Off-chip memory access

I have a few questions about memory access to the GPU’s off-chip memory.

  1. when programming using CUDA, I can use the “memcpy” function to copy data to the CPU or GPU.
    To do this, I need to use the PCIe controller and the DMA engine (I don’t know where it is :p).
    Can you elaborate on how the memcpy function works and the data flow when it works?

  2. If the host memory is used in a unified memory way, the data allocated in the host memory can be directly used by the GPU.
    I understand that in this case, a migration of data occurs.
    2.1 I was wondering if this migration only works for a certain data size or on a per-page basis?
    2.2 If the migration works on a per-page basis, does the GPU have an MMU for managing pages, or does it use a host-side MMU?
    2.3 Is there a way to migrate data and not store it in off-chip memory, but instead pass it over PCIe and then immediately pass it to the pipeline that needs it? I’m wondering if it doesn’t exist and why it hasn’t been created.

A cudaMemcpy____ operation issued in host code, for transfer of data between host and device, will generally use a DMA controller. I don’t think this is fully described anywhere. The basic principle is that when using pinned memory as the source or destination, the operation will program a DMA controller with start and end addresses of the transfer, and then turn control of the transfer over to the DMA controller. At some point, the DMA controller will issue PCIE bus cycles to move the data.

When the transfer of data is from pageable host memory, the mechanics are a bit different, but I’m fairly confident the DMA controller is still involved. I don’t wish to describe the basic concept of a DMA controller. If you need that level of description, google the terms, or read up on how an intel 8257 device used to work. The basic concept has not changed. It offloads the CPU by issuing memory traffic from a dedicated piece of programmable hardware.
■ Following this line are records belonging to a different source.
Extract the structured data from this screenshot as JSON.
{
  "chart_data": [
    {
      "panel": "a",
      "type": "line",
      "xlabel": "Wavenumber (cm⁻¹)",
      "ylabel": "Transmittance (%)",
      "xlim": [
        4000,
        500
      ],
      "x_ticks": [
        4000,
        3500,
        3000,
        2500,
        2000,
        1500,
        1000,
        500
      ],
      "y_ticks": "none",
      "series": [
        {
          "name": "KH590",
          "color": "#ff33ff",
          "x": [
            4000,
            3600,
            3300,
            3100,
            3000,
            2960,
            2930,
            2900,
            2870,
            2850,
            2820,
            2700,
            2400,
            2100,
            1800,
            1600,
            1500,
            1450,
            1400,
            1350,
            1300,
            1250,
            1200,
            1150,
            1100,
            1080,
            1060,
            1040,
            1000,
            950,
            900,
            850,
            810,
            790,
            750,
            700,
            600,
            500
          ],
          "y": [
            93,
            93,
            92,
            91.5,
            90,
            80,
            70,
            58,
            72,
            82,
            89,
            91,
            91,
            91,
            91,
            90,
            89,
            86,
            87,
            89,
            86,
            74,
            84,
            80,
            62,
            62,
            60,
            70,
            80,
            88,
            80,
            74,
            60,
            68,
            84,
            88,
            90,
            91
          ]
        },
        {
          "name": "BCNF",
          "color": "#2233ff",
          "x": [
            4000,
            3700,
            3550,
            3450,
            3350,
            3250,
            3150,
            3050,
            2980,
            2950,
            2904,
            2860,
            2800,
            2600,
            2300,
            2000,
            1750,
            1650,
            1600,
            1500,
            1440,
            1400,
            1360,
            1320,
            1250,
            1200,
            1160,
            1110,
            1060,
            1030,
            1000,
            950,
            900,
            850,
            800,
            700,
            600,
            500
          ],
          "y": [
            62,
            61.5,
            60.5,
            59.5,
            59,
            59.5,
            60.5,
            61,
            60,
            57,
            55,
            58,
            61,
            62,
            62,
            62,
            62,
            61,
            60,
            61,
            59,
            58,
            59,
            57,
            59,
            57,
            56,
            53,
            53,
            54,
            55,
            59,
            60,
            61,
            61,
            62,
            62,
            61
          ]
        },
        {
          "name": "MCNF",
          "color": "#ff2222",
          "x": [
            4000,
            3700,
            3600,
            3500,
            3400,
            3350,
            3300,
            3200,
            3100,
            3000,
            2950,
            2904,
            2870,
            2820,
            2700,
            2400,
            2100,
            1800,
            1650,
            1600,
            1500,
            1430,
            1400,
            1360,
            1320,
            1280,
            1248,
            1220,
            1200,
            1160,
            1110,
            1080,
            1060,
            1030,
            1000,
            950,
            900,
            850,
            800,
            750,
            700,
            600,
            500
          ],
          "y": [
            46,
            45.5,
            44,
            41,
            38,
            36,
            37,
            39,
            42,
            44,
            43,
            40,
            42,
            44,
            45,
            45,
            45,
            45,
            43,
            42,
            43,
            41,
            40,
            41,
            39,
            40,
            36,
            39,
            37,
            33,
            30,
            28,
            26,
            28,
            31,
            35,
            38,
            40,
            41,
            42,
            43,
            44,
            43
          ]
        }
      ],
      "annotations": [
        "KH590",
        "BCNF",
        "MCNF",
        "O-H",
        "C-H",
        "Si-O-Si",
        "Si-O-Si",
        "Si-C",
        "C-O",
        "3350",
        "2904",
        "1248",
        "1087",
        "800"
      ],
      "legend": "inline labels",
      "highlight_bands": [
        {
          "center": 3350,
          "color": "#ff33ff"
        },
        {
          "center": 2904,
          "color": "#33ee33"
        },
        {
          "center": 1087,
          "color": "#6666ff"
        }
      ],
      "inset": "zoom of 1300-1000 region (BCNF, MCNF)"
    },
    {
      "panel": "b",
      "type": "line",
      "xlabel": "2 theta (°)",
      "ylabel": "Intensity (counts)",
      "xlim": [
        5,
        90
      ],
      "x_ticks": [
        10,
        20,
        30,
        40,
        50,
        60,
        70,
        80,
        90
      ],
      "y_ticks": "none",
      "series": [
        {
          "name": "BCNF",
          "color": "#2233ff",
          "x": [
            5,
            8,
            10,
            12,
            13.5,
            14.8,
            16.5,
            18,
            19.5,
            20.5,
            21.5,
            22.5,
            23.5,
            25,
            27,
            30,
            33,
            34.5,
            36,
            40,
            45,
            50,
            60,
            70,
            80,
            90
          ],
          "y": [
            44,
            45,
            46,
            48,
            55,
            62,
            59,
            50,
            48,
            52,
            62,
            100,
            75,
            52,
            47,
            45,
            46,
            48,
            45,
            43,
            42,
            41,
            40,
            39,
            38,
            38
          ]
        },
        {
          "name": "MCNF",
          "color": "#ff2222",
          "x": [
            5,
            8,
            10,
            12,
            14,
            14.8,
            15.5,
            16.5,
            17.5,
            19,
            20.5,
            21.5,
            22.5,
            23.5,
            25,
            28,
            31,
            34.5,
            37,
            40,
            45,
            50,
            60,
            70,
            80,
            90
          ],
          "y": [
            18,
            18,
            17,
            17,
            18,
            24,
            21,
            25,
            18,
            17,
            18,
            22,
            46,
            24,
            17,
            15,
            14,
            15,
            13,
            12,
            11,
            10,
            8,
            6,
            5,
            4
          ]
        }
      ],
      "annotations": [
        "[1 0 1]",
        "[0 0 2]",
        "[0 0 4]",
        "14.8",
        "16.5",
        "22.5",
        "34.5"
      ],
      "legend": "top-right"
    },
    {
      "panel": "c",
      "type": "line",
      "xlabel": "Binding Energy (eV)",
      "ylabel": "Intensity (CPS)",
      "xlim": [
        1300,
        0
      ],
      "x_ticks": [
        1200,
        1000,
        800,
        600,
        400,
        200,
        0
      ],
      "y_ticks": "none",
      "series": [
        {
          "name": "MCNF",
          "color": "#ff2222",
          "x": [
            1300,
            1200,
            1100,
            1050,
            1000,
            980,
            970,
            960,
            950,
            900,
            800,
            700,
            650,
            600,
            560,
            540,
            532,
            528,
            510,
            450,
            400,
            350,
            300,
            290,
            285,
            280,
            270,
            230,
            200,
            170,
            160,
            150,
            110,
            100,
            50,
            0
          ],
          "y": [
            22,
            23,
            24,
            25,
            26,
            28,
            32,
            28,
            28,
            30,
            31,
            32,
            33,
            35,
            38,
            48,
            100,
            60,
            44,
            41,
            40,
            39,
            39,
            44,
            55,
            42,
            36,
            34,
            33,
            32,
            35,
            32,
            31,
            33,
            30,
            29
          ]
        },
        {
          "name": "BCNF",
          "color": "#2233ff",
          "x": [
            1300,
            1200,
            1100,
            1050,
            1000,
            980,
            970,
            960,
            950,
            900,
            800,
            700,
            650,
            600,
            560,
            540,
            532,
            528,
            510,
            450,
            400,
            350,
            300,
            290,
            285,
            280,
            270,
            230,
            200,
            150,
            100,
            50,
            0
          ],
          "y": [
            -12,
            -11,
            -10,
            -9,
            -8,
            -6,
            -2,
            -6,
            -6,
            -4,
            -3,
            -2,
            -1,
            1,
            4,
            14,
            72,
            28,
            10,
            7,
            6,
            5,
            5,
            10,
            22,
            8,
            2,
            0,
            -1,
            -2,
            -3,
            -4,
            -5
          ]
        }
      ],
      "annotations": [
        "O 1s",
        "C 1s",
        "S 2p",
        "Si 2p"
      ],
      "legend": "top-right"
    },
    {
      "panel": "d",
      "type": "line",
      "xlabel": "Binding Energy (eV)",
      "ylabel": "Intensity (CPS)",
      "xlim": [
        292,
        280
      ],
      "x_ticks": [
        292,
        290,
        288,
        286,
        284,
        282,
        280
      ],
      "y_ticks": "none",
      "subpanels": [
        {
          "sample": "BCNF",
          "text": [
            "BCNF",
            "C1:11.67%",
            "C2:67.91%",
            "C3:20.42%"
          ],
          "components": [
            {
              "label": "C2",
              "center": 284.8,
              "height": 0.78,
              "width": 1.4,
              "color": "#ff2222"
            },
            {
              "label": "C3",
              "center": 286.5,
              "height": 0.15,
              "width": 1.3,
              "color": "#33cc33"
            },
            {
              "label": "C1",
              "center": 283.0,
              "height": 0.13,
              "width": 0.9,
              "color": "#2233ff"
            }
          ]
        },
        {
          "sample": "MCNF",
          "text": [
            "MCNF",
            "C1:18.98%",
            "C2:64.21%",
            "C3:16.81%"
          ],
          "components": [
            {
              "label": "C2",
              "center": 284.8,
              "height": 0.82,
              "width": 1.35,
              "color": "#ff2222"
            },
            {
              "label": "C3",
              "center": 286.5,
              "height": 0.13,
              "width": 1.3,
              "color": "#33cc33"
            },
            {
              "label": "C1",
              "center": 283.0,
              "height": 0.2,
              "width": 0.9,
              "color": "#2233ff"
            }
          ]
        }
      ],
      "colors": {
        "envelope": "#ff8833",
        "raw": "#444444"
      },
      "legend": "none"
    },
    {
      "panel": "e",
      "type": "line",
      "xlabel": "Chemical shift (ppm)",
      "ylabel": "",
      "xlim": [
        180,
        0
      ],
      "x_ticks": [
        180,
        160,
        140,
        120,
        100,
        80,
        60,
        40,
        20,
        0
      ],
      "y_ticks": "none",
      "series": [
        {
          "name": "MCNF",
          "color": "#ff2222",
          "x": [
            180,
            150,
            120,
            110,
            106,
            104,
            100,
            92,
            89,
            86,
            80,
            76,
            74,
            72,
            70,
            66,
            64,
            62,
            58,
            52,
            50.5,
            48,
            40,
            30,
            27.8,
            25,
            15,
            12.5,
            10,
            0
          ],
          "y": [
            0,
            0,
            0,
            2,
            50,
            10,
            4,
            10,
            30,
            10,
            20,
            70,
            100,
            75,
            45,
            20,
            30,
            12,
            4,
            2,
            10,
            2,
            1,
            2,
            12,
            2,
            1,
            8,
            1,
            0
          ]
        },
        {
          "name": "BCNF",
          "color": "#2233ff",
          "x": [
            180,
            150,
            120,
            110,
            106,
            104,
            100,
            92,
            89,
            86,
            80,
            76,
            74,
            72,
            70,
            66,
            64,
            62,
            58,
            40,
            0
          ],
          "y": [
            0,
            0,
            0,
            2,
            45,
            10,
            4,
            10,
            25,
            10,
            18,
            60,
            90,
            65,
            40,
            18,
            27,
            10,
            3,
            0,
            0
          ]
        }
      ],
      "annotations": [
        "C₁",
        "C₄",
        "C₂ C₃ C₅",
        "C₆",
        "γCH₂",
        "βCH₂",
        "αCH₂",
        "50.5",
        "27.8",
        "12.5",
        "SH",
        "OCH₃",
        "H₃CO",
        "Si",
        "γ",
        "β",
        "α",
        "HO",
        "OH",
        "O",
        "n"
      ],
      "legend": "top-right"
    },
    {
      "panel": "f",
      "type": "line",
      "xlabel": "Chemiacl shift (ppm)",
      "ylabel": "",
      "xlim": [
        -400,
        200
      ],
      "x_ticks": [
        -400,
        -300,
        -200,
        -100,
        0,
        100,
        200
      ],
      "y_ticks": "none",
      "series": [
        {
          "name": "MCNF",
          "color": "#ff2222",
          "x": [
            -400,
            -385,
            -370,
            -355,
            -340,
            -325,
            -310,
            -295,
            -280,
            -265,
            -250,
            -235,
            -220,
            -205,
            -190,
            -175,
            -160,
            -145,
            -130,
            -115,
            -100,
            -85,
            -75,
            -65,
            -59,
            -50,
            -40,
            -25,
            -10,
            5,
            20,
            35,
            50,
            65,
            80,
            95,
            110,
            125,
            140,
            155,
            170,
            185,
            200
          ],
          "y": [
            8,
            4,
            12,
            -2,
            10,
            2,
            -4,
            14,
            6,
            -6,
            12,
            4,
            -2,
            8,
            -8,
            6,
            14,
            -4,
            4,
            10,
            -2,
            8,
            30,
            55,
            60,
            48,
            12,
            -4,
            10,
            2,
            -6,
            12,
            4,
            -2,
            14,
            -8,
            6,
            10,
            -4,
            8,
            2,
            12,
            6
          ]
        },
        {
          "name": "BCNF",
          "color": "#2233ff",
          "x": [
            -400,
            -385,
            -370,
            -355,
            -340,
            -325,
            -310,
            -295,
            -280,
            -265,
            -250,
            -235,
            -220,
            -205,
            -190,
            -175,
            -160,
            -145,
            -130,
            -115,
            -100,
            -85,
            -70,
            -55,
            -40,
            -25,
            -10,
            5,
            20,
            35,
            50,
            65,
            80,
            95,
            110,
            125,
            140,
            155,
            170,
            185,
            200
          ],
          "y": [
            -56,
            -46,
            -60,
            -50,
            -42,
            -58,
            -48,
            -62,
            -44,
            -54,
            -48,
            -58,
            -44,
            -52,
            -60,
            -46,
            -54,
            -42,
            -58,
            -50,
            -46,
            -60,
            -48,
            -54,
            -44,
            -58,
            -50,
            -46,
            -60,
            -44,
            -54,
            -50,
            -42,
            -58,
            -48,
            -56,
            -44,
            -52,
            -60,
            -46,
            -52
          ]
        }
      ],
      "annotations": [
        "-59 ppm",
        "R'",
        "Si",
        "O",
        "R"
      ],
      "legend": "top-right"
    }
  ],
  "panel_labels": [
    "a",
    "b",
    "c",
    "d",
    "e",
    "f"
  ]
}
Some description of differences between pageable and pinned transfers is here

There are no particular limits to the size of a migratable object, other than limits you would infer from host/system memory size. Device memory in a demand-paged environment can be oversubscribed in the UM system. The demand-paged transfers themselves happen on a per-page basis, just as they do in a modern host operating system such as windows or linux.

Yes, a Pascal or newer GPU has its own MMU for managing pages. Demand-paged migration of data will typically involve two MMUs: one at the target and one at the source.

The UM system only migrates data within the global space. That means data from host memory will end up in device memory or vice versa (or in another GPU device memory).

To consume data directly from host memory “to the pipeline that needs it” without a trip through device memory, a programming model for that exists already - it is through the use of pinned memory directly accessed by GPU device code, a technique which has been referred to in CUDA lore as “zero copy”.

Additional information that may be of interest on these concepts is available in unit 6 of this online training series.

Somewhere in the literature you will find a statement like:
“All accesses to global memory go through L2, including copies to/from CPU host.”
Also see this post.

I am not an expert, and my understanding may be dated, but I think of it this way:

When the on-chip memory (L2) needs to be used for something else, the chip writes L2 pages to off-chip memory to make room for that something else.

So the use of off-chip memory is determined by L2 utilization, not by the type of hardware that is the source or destination of the data.

Also bear in mind that it takes kernels hundreds of clocks to access L2.

I got the numbers below from various sources, and they are not gospel, but they are the ones I refer to when thinking about various latencies in the device:

Ballpark GPU Latencies                      min   max 
  typical instruction (register read)         6     6  clocks
  shared memory load                         20    30  clocks
  read L1 cache                              30    80  clocks
  read L2 cache via L1                      190   250  clocks
  read from off-chip memory via L1 and L2   480   680  clocks

I can update this table if someone has numbers more representative of modern devices.

It may be convenient to ignore off-chip memory and think instead of the global memory space, which is a logical concept. Next, consider how your code affects L2. E.g., many scattered small accesses to global memory space will make inefficient use of L2. Or, if you have a queue in global memory that is much larger than it needs to be, it will be less efficient than a small queue whose data could remain resident in L2. Etc.

Hi. Most of these numbers up to Turing may be found in Table3.1 here.


I updated some numbers in my table based on Table 3.1 in the paper.

My numbers for reads from off-chip memory are consistent with Figure 3.5 in the paper.

Thanks for your reply!